Faster, smaller and more powerful computing devices generate heat and consume too much energy. But research and innovative discoveries keep pace, and the rate of advancement continues to accelerate.

A prophetic observation in 1965 by Intel co-founder Gordon Moore, been dubbed Moore’s Law. Moore accurately stated that the number of transistors on a chip, and thus the performance, will double every 18 to 24 months.

Whenever insurmountable barriers have stalled progress, a resolution, breakthrough or quantum leap has paved the way. Technological advances in the next six years are projected to exceed those of the past 60 years. Where else in the economy have product values increased as prices are continually lowered?

More transistors amounts to more power consumption and thus heat, the enemy to reliable electronic constancy. Chip manufacturers’ problems and rewards escalate. Circuit complexity are inherently unending. But solutions abound.

Asynchronous Digital Design (ADD) in Pasadena, CA is pursuing a new high-performance microprocessor design that doesn’t require a clock. The radical business endeavor, based on a decade of research from the California Institute of Technology, could produce semiconductors that have the same or better performance of today’s advanced microprocessor chips, but consume less energy.

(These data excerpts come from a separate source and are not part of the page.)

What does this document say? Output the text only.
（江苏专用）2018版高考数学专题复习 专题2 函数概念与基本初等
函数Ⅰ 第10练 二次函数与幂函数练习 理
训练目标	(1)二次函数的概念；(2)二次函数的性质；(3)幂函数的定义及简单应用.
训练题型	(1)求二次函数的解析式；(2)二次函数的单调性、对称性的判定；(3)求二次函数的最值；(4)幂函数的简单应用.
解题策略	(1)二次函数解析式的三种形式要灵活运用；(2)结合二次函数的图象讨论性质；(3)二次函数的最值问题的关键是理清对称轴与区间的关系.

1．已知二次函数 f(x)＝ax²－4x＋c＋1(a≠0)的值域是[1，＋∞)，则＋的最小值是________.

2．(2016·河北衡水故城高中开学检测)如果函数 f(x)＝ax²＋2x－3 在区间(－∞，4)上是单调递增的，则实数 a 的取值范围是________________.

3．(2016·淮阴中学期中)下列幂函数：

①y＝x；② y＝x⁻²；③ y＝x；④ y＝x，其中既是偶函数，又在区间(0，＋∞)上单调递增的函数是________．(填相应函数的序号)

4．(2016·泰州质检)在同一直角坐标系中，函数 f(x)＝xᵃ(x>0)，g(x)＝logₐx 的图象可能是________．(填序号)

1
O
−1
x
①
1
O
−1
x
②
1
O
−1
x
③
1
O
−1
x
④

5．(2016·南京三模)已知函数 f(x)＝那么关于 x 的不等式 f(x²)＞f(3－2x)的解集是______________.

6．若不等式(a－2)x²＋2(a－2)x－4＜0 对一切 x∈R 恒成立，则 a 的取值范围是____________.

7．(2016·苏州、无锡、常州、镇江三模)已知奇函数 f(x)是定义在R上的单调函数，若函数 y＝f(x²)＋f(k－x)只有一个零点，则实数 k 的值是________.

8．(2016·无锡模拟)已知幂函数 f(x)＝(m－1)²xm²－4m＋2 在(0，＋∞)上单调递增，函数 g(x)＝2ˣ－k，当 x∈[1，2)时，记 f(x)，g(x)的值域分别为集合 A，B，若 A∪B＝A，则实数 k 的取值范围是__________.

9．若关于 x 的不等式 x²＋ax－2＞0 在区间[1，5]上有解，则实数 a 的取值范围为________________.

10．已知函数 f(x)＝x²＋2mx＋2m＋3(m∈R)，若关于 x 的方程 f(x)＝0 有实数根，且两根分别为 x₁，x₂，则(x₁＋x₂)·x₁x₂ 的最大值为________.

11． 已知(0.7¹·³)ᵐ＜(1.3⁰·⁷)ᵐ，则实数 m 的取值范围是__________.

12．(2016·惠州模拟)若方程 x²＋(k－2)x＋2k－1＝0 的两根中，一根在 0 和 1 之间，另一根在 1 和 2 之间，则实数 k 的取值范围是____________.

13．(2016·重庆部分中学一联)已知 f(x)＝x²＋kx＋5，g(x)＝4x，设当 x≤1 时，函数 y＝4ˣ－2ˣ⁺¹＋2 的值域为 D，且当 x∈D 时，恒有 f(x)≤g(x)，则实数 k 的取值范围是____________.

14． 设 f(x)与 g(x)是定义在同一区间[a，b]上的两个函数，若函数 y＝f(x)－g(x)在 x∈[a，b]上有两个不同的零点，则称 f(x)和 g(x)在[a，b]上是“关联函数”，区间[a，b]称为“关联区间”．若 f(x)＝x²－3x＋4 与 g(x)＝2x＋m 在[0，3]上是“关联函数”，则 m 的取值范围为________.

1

Url Cummings and Andrew Lines, ADD’s co-founders and classmates at Caltech, are pressing for speed enhancements at reduced heat and power consumption. It’s called the asynchronous chip.

Micro-processors today use clocks to regulate their internal timing. Clock’s are measured in hundreds of Megahertz (millions of clock cycles per second). Our modern synchronous computer chips are like constantly humming motors doing only a little work once in a while.

Not only do typical computing processors “run in place,” but all subparts are constricted to be in (lock) step with the clock. The overall process is, by design, restricted to it’s slowest stage. For this and other reasons, not all 400 MHz computers operate the same, and comparing processors by clock speed is erroneous.

Transistors in asynchronous chips can theoretically switch on and off, as needed, and function independently. The subparts optimally work together without the constraint of being in step with a master clock. Cummings & Lines expect their first chip will perform comparably to a traditional processor operating at 1,000 MHz.

There you have it: no marching in step at blistering clock speeds, conserving energy and reducing heat without a timekeeper. The asynchronous model sounds like an ideal working environment for people too, doesn’t it?

Peter Coffee of PC Week wrote this analogy of synchronous logic: “Imagine working in an office where everyone picks up the phone every 60 seconds to see if anyone is calling.” Dick Pountain of Byte Magazine described asynchronous logic as, “A taxi service where cabs depart, not at fixed times, but only when they’re carrying passengers.”

Potential uses for the low-power chip will certainly include mobile communications, portable hand-held computers, and Net-connected devices.

For years, computer chip manufacturers have successively reduced the size of their microscopic components and their relative distance to one another. Electrons moving along a labyrinth of tiny copper and gold lines reach their destinations sooner if the inner-distances are shorter.

At the present pace of development, according to Moore’s Law, miniaturization will reach the molecular level in about 12 more years. Meanwhile, the optical lithography process has just about reached its limit. The very high frequencies of light are simply too course to etch thinner circuit paths onto a silicon wafer’s surface.

IBM and Intel invent new processes to focus light “tighter.” One method, called Extreme Ultraviolet Lithography, concentrates invisible light through specially shaped mirrors. A chip’s circuit paths are then focused onto a wafer through refined lenses.

Lucent Technologies’ Bell Labs is pursuing multiple streams of electron beams to clarify a finer etching, like a minuscule pencil writing one line at a time. X-rays, which are still shorter wavelengths, are producing progressively finer circuit patterns.

In other areas of research, scientists are concerned for the rough road over which these electronics must pass. At higher computing speeds, electrons have the effect of riding on the surface of the metal, and ridges are like mountains. New methods of refining a smoother silicon surface improve the performance of electron movement.

As the physics of size, heat and higher computing performance are resolved, other new and interesting possibilities emerge. Hydrogen and chlorine may replace silicon. The control of spinning atoms may replace transistors. It’s an interesting time to be alive.